If the biggest industry restructure wasn’t enough, the energy sector may have to deal with a dramatic drop in demand, if signs from Europe are an indication for the future in Australia.

The dual crises of health and economic shutdown have sent energy demand down by 20 per cent and 10 per cent in Italy and Spain respectively.

China’s oil, gas and coal demand dropped dramatically during its shutdown, and the US is beginning to see similar declines in its states.

Morgans analysts say while energy retailers are likely to be resilient and typically would be considered defensive investments, there are a range of problems created by the government’s COVID-19 response that are yet to fully appear.

“Social distancing, by necessity, has meant a rapid slowing of demand which could intensify if Europe is any guide for Australia,” Morgan’s analyst Max Vickerson said in a note.

 

Where the risk is

“We haven’t seen as large a demand drop in Australia, however it is possible if heavy industry reduces its activity,” Vickerson said.

“We think that residential and wholesale electricity demand will be fairly resilient.”

In FY18, commercial services used the most electricity with 28 per cent of the total. Residential demand was the second largest at 24 per cent, followed by manufacturing at 22 per cent.

Wholesale customers include aluminium smelters which need to run 24/7 and fall into the essential services category, coal mines and chemicals producers.

Commercial customers, such as hotels and retailers are facing severe restrictions on their normal activity which reduces overall energy demand.

With the instruction to stay at home, Vickerson believes residential electricity demand should remain strong.

The risk here is that mass job losses mean bad debts at energy retailers will rise as will the number of households that struggle to pay their electricity bill if jobs are lost.

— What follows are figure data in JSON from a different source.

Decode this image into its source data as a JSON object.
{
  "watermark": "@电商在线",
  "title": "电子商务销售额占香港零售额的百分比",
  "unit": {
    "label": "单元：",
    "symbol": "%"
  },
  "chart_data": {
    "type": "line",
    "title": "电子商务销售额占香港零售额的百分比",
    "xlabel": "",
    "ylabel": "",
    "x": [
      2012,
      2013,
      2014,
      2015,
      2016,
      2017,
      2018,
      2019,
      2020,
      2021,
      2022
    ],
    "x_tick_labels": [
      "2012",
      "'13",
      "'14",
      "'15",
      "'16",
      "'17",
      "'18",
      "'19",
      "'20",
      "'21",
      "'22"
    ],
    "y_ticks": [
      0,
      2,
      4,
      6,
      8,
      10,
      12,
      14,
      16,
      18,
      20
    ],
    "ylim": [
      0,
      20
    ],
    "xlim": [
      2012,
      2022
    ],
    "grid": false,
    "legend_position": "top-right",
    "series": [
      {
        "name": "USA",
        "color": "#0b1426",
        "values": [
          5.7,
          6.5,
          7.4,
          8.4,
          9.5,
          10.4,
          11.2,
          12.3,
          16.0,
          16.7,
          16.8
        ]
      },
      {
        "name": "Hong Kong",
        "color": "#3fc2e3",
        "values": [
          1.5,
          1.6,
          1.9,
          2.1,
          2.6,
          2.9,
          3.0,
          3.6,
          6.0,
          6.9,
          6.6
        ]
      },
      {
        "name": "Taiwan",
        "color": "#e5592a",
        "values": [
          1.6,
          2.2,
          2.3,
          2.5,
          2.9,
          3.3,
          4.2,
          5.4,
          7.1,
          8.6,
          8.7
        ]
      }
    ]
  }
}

The flip side is that energy prices on the spot market are low at $40 per megawatt-hour (MWh) thanks to a combination of increasing renewable generation and lower gas prices.

“We think it’s unlikely for prices to fall significantly lower from here as spot prices are eliminating the short run marginal profit (electricity price needed to cover fuel costs) for some coal fired generation,” Vickerson said.

 

Aussie energy retailers

In the small cap space there is only one listed retailer, Infigen (ASX:IFN).

It competes against Mercury NZ (ASX:MCY) and Meridian Energy (ASX:MEL), both from New Zealand, and AGL (ASX:AGL) and Origin Energy (ASX:ORG).

Vickerson says Infigen mainly makes its money from selling power from wind farms rather than retail, of which 80 per cent is sold under long-term fixed contracts.

Furthermore, half of its retail business is directly with commercial and industrial customers, meaning it doesn’t have any exposure to the households that could cause it problems with bad debts.

Infigen holds $612m in debt but also has $95m of cash, which Vickerson says provides a decent buffer against any shocks.

“We think the company should be able to handle significant disruption to the market of up to six months, however its balance sheet would likely need additional capital should there be a prolonged disruption,” Vickerson said.

He says Origin’s exposure to oil and gas markets and AGL’s large retail business make them riskier investments.